Transparency is communication

My business is communication, which means both content and delivery are of concern to me. Part of my work involves understanding the different technologies used to convey information, because the choice is important to my clients. The medium influences the style and tone of their messages.

Nine years ago, I held an assignment with a police agency that permitted me to successfully implement new forms of internal communication to cut through layers of bureaucracy. Modes of publication evolve, but the argument in favor of accurate, direct, and timely communication is still valid.

In any organization, administrators can encounter a resentful workforce on one side and a demanding public on the other. Left to draw their own conclusions about the rationale for new business policies, personnel allocation, and budget priorities, people who are not in positions of power naturally tend to become suspicious and adversarial. Even when official explanations are provided, the truth is often distorted as it travels from one person to another and through different media. Human beings inevitably filter information as they pass it along.

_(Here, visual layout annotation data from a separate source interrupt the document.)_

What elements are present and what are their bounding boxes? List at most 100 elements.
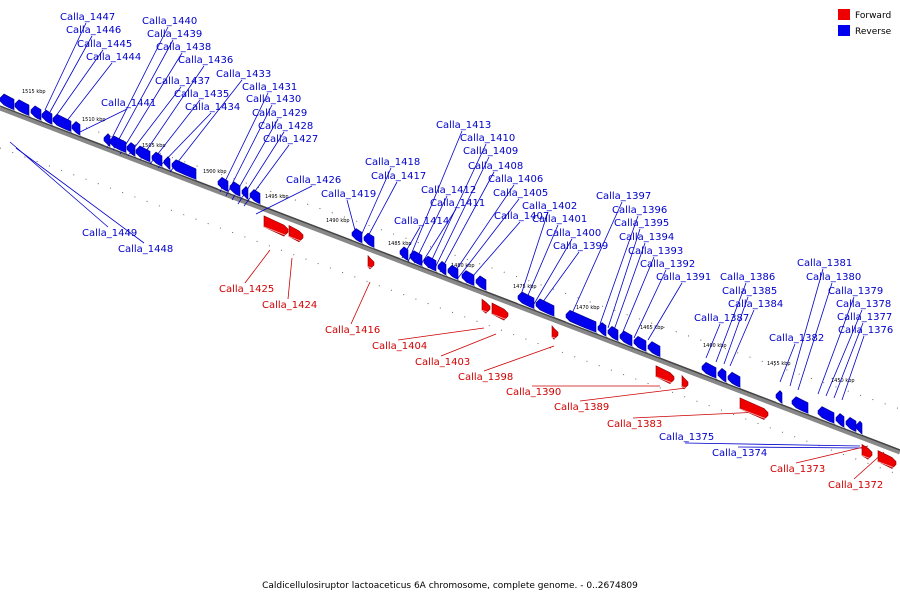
gene-feature[interactable]: [351, 228, 363, 244]
gene-label[interactable]: Calla_1400: [546, 228, 601, 239]
gene-label[interactable]: Calla_1435: [174, 89, 229, 100]
gene-label[interactable]: Calla_1434: [185, 102, 240, 113]
gene-label[interactable]: Calla_1439: [147, 29, 202, 40]
gene-label[interactable]: Calla_1399: [553, 241, 608, 252]
gene-label[interactable]: Calla_1437: [155, 76, 210, 87]
gene-label[interactable]: Calla_1398: [458, 372, 513, 383]
gene-label[interactable]: Calla_1379: [828, 286, 883, 297]
gene-feature[interactable]: [701, 361, 717, 380]
gene-feature[interactable]: [217, 176, 229, 193]
gene-label[interactable]: Calla_1373: [770, 464, 825, 475]
gene-feature[interactable]: [481, 298, 491, 314]
gene-feature[interactable]: [288, 224, 304, 243]
gene-label[interactable]: Calla_1411: [430, 198, 485, 209]
gene-label[interactable]: Calla_1446: [66, 25, 121, 36]
gene-feature[interactable]: [241, 186, 249, 201]
gene-label[interactable]: Calla_1383: [607, 419, 662, 430]
gene-feature[interactable]: [727, 371, 741, 389]
gene-label[interactable]: Calla_1406: [488, 174, 543, 185]
gene-label[interactable]: Calla_1378: [836, 299, 891, 310]
gene-label[interactable]: Calla_1401: [532, 214, 587, 225]
gene-label[interactable]: Calla_1419: [321, 189, 376, 200]
gene-label[interactable]: Calla_1396: [612, 205, 667, 216]
gene-feature[interactable]: [655, 365, 675, 384]
gene-label[interactable]: Calla_1387: [694, 313, 749, 324]
gene-label[interactable]: Calla_1430: [246, 94, 301, 105]
gene-label[interactable]: Calla_1389: [554, 402, 609, 413]
gene-feature[interactable]: [229, 181, 241, 198]
gene-label[interactable]: Calla_1394: [619, 232, 674, 243]
gene-feature[interactable]: [367, 254, 375, 270]
gene-label[interactable]: Calla_1385: [722, 286, 777, 297]
gene-label[interactable]: Calla_1382: [769, 333, 824, 344]
gene-label[interactable]: Calla_1404: [372, 341, 427, 352]
gene-feature[interactable]: [877, 450, 897, 469]
gene-feature[interactable]: [52, 113, 72, 133]
gene-label[interactable]: Calla_1428: [258, 121, 313, 132]
gene-feature[interactable]: [0, 93, 15, 111]
gene-feature[interactable]: [619, 330, 633, 348]
gene-feature[interactable]: [103, 133, 111, 148]
gene-label[interactable]: Calla_1372: [828, 480, 883, 491]
gene-label[interactable]: Calla_1405: [493, 188, 548, 199]
gene-label[interactable]: Calla_1448: [118, 244, 173, 255]
gene-label[interactable]: Calla_1413: [436, 120, 491, 131]
gene-feature[interactable]: [447, 264, 459, 281]
gene-label[interactable]: Calla_1449: [82, 228, 137, 239]
gene-feature[interactable]: [817, 406, 835, 425]
gene-label[interactable]: Calla_1444: [86, 52, 141, 63]
gene-label[interactable]: Calla_1395: [614, 218, 669, 229]
gene-feature[interactable]: [30, 105, 42, 122]
gene-label[interactable]: Calla_1416: [325, 325, 380, 336]
gene-label[interactable]: Calla_1418: [365, 157, 420, 168]
gene-feature[interactable]: [855, 420, 863, 436]
gene-label[interactable]: Calla_1445: [77, 39, 132, 50]
gene-feature[interactable]: [791, 396, 809, 415]
gene-feature[interactable]: [409, 250, 423, 267]
gene-label[interactable]: Calla_1403: [415, 357, 470, 368]
gene-label[interactable]: Calla_1447: [60, 12, 115, 23]
gene-label[interactable]: Calla_1424: [262, 300, 317, 311]
gene-label[interactable]: Calla_1431: [242, 82, 297, 93]
gene-label[interactable]: Calla_1402: [522, 201, 577, 212]
gene-label[interactable]: Calla_1426: [286, 175, 341, 186]
gene-feature[interactable]: [835, 413, 845, 429]
gene-feature[interactable]: [399, 246, 409, 262]
gene-label[interactable]: Calla_1409: [463, 146, 518, 157]
gene-label[interactable]: Calla_1429: [252, 108, 307, 119]
gene-feature[interactable]: [551, 325, 559, 340]
gene-feature[interactable]: [171, 159, 197, 181]
gene-feature[interactable]: [263, 215, 289, 237]
gene-label[interactable]: Calla_1410: [460, 133, 515, 144]
gene-feature[interactable]: [475, 275, 487, 292]
gene-label[interactable]: Calla_1397: [596, 191, 651, 202]
gene-label[interactable]: Calla_1441: [101, 98, 156, 109]
gene-label[interactable]: Calla_1374: [712, 448, 767, 459]
gene-feature[interactable]: [565, 309, 597, 334]
gene-feature[interactable]: [126, 142, 136, 158]
gene-label[interactable]: Calla_1376: [838, 325, 893, 336]
gene-label[interactable]: Calla_1392: [640, 259, 695, 270]
gene-feature[interactable]: [151, 151, 163, 168]
gene-label[interactable]: Calla_1414: [394, 216, 449, 227]
gene-feature[interactable]: [363, 232, 375, 249]
gene-feature[interactable]: [717, 368, 727, 384]
gene-feature[interactable]: [135, 145, 151, 163]
gene-feature[interactable]: [681, 374, 689, 390]
gene-label[interactable]: Calla_1438: [156, 42, 211, 53]
gene-feature[interactable]: [517, 291, 535, 310]
gene-feature[interactable]: [491, 302, 509, 321]
gene-feature[interactable]: [41, 109, 53, 126]
gene-feature[interactable]: [633, 335, 647, 353]
gene-feature[interactable]: [461, 270, 475, 287]
gene-feature[interactable]: [861, 443, 873, 460]
gene-label[interactable]: Calla_1412: [421, 185, 476, 196]
gene-label[interactable]: Calla_1408: [468, 161, 523, 172]
gene-label[interactable]: Calla_1417: [371, 171, 426, 182]
gene-feature[interactable]: [14, 99, 30, 117]
gene-label[interactable]: Calla_1433: [216, 69, 271, 80]
gene-label[interactable]: Calla_1427: [263, 134, 318, 145]
gene-feature[interactable]: [71, 121, 81, 137]
gene-feature[interactable]: [739, 397, 769, 420]
gene-feature[interactable]: [423, 255, 437, 273]
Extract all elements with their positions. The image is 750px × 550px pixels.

Executives today face increasing demands to be more open about their businesses and the organizations they run. For those accustomed to having staff who handle requests for information and respond on their behalf, the thought of intentionally revealing details of the day-to-day work process seems counterintuitive. However, the articulate businessperson who uses transparency to avoid misunderstanding is gaining popularity and credibility among clients, customers, business associates, investors, employees, and community members. Clive Thompson explains how some maverick business communicators operate in his March 2007 Wired article, “The See-Through CEO.”

For a top administrator, part of the solution can be to adopt a clear voice heard well beyond the walls of a conference room. At relatively little expense, business owners and government officials can use channels of information that were inaccessible or cost-prohibitive until very recently. Advances in interactive technology can reduce isolation, help lower expenses, encourage business networking, and allow communities to flourish.

The new interview

Celebrity bloggers are finding themselves in the absurd position of being interviewed by journalists working in print media. It’s gratifying to watch the big dogs go at it from a distance after being in a similarly prickly debate with Steve Fox while he was serving as my editor during two weeks of volunteer work a month ago.

Fox actually had time for only one conversation with me, during which he mentioned twice that he hadn’t found time to read the dozen or more email messages from the writers contributing to the topic he’d assigned us. It’s true he was overwhelmed by a flood of volunteers. That happens when you assume the role of a gatekeeper.

Left to my own devices, I had formed an outsider’s opinion of the objectives of citizen journalism, open source journalism, or pro-am journalism—some of the terms used to describe the experimental journalism project in which I briefly participated. These three phrases in particular have since acquired different shades of meaning for many of us.

Tantalized by the possibility of engaging my interview subjects in an open online dialog, I contacted several law enforcement agencies, spoke to some progressive agency heads, and offered to facilitate blogging. At the time I spoke to Fox, I had not yet located the intrepid subject who would be the first to accept the challenge of participating in collaborative journalism on the Web.

Fox’s amused reaction to my approach came as a surprise. What I proposed to do was not journalism, he insisted. Instead, he strongly advocated a traditional, structured Q&A format followed by thoughtful reportorial analysis. He was, however, willing to publish audio recordings of interviews conducted by volunteer reporters. Fox was emphatic. “We’re interviewing major players,” he told me, “but we’re not telling Jeff Jarvis to just log on and tell his story.”

It wasn’t until weeks later that I realized Jeff Jarvis referred to Jay Rosen as his friend. (Rosen was Fox’s executive editor until a week after my phone conversation with Fox.) A talented project contributor interviewed Jarvis via email, and then Jarvis immediately posted the text of the interview on his blog, which certainly made me smile. Jarvis was owning his story. I think that’s fair, and it’s exactly what you’d expect from a blogger. Today, he asserts the traditional interview is outmoded.

Law enforcement officials are justifiably wary of dealing with the traditional news media, because their statements have been interpreted out of context in the past. Now, agencies like the Broward Sheriff’s Office publish their press releases through their own websites in an obvious effort to avoid being misquoted or accused of favoring a particular news outlet. CEOs are being exhorted to get transparent by blogging or vlogging. Some (but not all) of us really do want certain information straight from the source rather than after it’s been digested by an intermediary. We’re willing to try to discern who’s being honest. Sometimes it’s simply easier to analyze information that hasn’t been filtered.